RISQUES POUR LA PRESSE
L'un des opposants déclarés à l'ouverture a été Axel Ganz, le PDG de Prisma Presse, filiale française de Gruner+Jahr (groupe Bertelsmann). Il a résumé son point de vue dans un interview de 2003 : « Il faut privilégier la création de bons produits rédactionnels plutôt que les investissements promotionnels de court terme qui favorisent temporairement les ventes ».
Dirigeant pendant un temps la filiale de Gruner+Jahr au Royaume-Uni, il a pu voir les conséquences de l'offensive publicitaire défensive déclenchée par l'arrivée de Prisma dans le pays. Le groupe britannique IPC, leader du marché, a immédiatement investi des sommes considérables, en particulier en TV, pour doper la diffusion de ses propres titres et contre-attaquer l'arrivée de Prisma ; Prisma mais aussi tous les autres acteurs de la presse magazine ont dû suivre.
Selon Prisma, les conséquences finales sont les suivantes :
• Un jeu à somme nulle : tout le monde a dépensé de fortes sommes en communication, les PDM se neutralisent et le marché global n'augmente pas.
• La presse se banalise, et devient un produit de consommation comme les autres. On perd la relation de confiance et de connivence propre au produit culturel.
Les clients deviennent plus infidèles, habitués à « zapper » d'un magazine à l'autre en fonction des couverture et des promotions appuyées par les campagnes télévisées. Cela est d'autant plus inutile qu'il est plus coûteux de recruter un nouveau client que de fidéliser les clients existants.
En l'occurrence, Prisma a été finalement obligé de se retirer du marché. Cette histoire montre que l'argument de la DG Concurrence de la Commission européenne (la publicité télévisée permet à un nouvel entrant de pénétrer plus facilement, augmente donc la contestabilité du marché et maintient des prix bas) est partiellement réversible : « l'arme nucléaire » de la publicité télévisée peut être utilisée par les acteurs installés pour « tuer » les challengers.

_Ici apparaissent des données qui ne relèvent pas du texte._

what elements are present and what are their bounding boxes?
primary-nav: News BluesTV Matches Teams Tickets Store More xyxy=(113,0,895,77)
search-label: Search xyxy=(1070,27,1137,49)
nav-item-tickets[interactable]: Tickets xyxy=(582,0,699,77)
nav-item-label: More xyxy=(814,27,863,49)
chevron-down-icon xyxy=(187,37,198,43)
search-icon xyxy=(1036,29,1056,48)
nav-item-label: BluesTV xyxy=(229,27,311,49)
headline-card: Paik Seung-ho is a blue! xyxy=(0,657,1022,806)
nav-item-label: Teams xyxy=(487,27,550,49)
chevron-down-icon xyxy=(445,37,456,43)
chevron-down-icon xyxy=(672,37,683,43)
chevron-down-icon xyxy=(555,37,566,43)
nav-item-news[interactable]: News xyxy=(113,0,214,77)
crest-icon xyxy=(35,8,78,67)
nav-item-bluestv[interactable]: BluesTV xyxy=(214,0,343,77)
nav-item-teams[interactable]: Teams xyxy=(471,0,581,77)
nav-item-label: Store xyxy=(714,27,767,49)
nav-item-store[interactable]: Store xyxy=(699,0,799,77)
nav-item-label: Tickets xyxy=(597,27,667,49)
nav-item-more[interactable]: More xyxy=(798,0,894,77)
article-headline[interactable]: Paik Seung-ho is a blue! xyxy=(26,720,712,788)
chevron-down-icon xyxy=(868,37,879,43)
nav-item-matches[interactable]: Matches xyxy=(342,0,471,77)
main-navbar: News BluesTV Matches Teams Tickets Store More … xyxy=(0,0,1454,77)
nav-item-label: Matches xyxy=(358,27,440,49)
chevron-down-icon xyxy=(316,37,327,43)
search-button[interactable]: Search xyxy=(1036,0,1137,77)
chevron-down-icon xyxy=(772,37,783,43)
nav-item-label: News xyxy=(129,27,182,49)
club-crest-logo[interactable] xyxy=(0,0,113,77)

Pour les opposants à l'ouverture, la publicité TV, pour être rentable, doit s'accompagner d'un marketing opérationnel « dur » qui rompt avec les traditions de la presse telle qu'on la connaît en France. Si au RU on est plutôt dans les promotions ponctuelles, en Italie la publicité TV est systématiquement associée à des gadgets sous blister (rouge à lèvre, maillot de bain....). Cela est lié à la guerre des prix, et c'est dommageable, car on ne peut plus ouvrir et feuilleter le magazine. Or, la presse est le produit que l'on peut consommer avant de l'acheter (en le feuilletant) ; et c'est la philosophie de la majorité des éditeurs français que de convaincre par la qualité du produit plutôt que par l'inflation des moyens marketing. L'hypermarketing à l'italienne détruit de la valeur.
Autre conséquence prévisible de l'ouverture presse et de la relance marketing qu'elle permet, les acteurs de la télévision vont s'intéresser plus encore au marché de la presse . La déclinaison des émissions populaires en magazines par les chaînes, phénomène qui n'est pas nouveau, va devenir plus fréquent maintenant que ces chaînes auront la possibilité de promouvoir les lancements dans leurs écrans publicitaires. Déjà co-éditeur de Star Ac Mag ou Série n°1, TF1 a lancé « Ushuaïa magazine » (en attendant une chaîne thématique Ushuaïa TV courant 2004) et de « Téléfoot Magazine ». M6, qui réalise déjà la moitié de chiffre d'affaires en activités de « diversifications » dont l'édition (Fan 2, Hit Machine), poursuit la même stratégie. Au delà de la déclinaison des émissions de Télé-Réalité en presse ado, au delà de la déclinaison des principales marques éditoriales (qui n'est d'ailleurs pas toujours couronnée de succès), TF1 et M6 ont de nombreux projet de produits de presse, magazines et quotidiens, notamment gratuits. Encore une fois l'ouverture de la publicité pour la presse à la télévision n'est pas la seule cause de cette tendance industrielle, mais elle la facilite, et déclenche ainsi des opérations qui auraient mis beaucoup plus de temps à éclore.